Hi,

Actually, I understood that the tables come with 10 already added.

I saw the advantage of having tables of logs of trig values but I have struggled to understand the advantage of adding 10 to the values in the table. When I compare that to using the logs directly, it seems more complicated in that one has to subtract some multiple of ten from the sum of the values taken from the table (1 x 10 when multiplying two values, 2 x 10 when multiplying three values, etc.) My thinking was that if the aim was to simply to avoid using negatives, the calculator-person could simply leave off the minus sign.

But now, from looking again at the examples in your diagram, I think I understand: it seems that one does not carry digits over into the tens column of the summation. And dropping the tens column has the same effect as subtracting the extra multiples of 10.

So, for example, the method involves something along the lines of 9.1 + 9.1 + 9.1 = 27.3 but don't write '2' in the tens column  = 7.3.

It's nice to encounter so many strange things on the Sundial List.

Steve




On 2022-08-09 1:12 p.m., R. Hooijenga wrote:

Hi Steve, all,

Yes, the ’10-trick’ was so common because it made things very easy – well, comparatively speaking.

But I see I have not been entirely clear: I forgot to mention the big trick, because to me it is so obvious – the user doesn’t have to do any adjusting, because the tables list everything ready-made.

For instance, the sines table would not tabulate sines, nor would it tabulate the log of sines: it would tabulate the ten plus the log of the sine.

All the computer (the person doing the computing!) had to do was look up the angle – say, 31° 25’ from the example – and get the number 9.71705 /directly from the SIN table/. Likewise, 45° 05’ will give you 9.84885 in the COS table.

The addition of ‘minus ten’ in the example below was just to make it clear to me, the student, what was happening. In actual practice it was never written down.

And going the other way, still in the example below, you could just search for ‘9.88400’ in the log-sin table and find the corresponding angle 49°57’ 36”. (Unfortunately, there is a printer’s error in the example here: the number should really be 9.88400 , not 0.88400.)
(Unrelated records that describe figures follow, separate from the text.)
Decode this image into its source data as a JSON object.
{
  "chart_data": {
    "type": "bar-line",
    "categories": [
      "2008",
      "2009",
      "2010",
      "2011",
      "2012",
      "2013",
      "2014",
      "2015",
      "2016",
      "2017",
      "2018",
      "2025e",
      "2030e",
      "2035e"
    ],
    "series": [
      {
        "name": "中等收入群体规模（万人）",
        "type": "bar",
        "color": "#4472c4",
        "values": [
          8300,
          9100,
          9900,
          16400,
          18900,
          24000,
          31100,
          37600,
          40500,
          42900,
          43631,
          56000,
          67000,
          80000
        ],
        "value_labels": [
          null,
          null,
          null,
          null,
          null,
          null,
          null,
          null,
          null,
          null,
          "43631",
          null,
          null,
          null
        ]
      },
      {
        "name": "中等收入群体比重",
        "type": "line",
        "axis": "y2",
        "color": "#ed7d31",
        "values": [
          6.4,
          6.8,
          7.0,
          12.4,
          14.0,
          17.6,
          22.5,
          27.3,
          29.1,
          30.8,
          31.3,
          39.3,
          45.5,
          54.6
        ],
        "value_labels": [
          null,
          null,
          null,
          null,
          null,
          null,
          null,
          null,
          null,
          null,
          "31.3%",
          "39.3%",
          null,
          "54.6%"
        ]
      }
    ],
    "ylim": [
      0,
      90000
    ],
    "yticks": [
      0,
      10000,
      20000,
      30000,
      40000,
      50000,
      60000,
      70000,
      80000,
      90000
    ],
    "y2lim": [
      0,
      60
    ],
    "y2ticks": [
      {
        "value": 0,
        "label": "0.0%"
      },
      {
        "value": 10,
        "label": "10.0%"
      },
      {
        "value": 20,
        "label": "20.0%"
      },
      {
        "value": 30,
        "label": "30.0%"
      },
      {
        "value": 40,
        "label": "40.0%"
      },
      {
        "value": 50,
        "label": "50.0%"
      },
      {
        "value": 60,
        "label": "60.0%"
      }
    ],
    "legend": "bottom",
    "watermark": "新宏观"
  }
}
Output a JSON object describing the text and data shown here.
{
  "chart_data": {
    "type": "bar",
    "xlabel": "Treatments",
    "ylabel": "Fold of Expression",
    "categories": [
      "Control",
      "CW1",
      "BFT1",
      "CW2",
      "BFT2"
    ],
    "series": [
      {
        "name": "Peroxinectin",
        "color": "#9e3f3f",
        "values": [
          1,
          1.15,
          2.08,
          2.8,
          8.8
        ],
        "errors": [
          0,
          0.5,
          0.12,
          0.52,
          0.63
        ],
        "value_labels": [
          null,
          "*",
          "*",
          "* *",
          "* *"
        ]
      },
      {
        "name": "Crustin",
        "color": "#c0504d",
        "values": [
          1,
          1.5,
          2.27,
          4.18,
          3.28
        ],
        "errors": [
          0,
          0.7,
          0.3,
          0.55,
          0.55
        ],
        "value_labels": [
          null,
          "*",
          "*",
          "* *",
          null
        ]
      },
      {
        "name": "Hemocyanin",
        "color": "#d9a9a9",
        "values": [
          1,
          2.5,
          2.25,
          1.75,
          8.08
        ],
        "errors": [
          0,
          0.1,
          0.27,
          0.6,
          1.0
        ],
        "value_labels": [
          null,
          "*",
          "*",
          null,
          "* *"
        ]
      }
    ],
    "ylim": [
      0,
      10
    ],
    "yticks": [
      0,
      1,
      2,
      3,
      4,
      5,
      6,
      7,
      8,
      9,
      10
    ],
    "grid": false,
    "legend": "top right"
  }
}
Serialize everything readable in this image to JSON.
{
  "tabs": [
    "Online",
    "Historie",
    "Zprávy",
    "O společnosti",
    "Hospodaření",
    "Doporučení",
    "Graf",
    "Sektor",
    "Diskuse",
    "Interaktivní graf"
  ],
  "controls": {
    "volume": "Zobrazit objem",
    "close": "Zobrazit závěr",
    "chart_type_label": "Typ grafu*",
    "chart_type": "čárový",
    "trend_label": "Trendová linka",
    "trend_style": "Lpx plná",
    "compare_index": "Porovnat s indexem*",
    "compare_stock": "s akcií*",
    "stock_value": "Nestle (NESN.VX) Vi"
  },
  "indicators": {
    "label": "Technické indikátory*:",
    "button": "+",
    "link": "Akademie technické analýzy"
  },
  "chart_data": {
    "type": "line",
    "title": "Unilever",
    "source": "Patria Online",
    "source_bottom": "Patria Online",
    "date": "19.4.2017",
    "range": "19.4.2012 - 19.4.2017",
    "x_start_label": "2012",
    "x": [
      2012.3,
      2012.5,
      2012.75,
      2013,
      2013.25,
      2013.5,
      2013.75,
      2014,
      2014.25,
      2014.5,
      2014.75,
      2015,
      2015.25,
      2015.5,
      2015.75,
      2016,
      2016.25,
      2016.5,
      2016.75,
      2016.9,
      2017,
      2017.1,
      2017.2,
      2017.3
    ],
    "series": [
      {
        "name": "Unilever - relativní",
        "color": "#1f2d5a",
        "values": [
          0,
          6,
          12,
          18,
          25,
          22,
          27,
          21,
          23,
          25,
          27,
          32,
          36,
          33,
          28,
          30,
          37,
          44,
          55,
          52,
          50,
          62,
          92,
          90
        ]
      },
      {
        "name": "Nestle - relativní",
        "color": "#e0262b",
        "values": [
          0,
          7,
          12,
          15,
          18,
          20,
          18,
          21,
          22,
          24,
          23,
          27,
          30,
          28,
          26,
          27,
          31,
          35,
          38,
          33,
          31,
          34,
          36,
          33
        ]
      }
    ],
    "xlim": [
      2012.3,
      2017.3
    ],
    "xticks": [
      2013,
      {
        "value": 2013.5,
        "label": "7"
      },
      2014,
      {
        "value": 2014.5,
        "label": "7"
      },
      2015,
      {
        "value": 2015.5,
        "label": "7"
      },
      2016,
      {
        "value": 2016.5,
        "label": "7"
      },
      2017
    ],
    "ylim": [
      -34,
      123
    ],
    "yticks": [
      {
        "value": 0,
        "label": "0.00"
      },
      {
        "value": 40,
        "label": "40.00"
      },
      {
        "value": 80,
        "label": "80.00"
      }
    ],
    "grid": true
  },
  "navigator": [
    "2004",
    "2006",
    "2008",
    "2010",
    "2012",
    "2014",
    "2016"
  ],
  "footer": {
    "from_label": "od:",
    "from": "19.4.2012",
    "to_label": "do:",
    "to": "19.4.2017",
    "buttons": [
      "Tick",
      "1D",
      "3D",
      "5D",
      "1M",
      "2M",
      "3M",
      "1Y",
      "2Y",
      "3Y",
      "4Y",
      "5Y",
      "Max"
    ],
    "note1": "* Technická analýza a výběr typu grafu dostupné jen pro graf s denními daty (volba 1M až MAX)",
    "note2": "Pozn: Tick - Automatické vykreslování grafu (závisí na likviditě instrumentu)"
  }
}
Of course, interpolation was most always required; there were handy small lists for that in the margins of the table pages.

/A sight reduction form was a marvel of efficiency/. Just take your sextant-read altitudes, determine all necessary corrections (you must do all that even today), and enter all on the form.

Then, just proceed line by line: adding, sometimes subtracting, and looking up in tables; and you end up with a star fix.

Later, we got the HO-249 (and similar) publications, reducing the work even further. I bet that old first mate could work out a fix just as fast as anyone can today on an iPad.

And if we dropped our HO-249, the worst that could happen was that we cracked the spine (not that it ever happened); compare that to the drama that a falling iPad might engender!

Rudolf

*Van:* sundial <sundial-boun...@uni-koeln.de> *Namens *Steve Lelievre
*Verzonden:* dinsdag 9 augustus 2022 17:43
*Aan:* sundial@uni-koeln.de
*Onderwerp:* Re: Computing hour lines for horizontal sundials

Ooof!

Did the method of adjusting all the logs by +10 really make the task easier?

Merely negating the log seems better to me.... or simply learning to do arithmetic on negatives.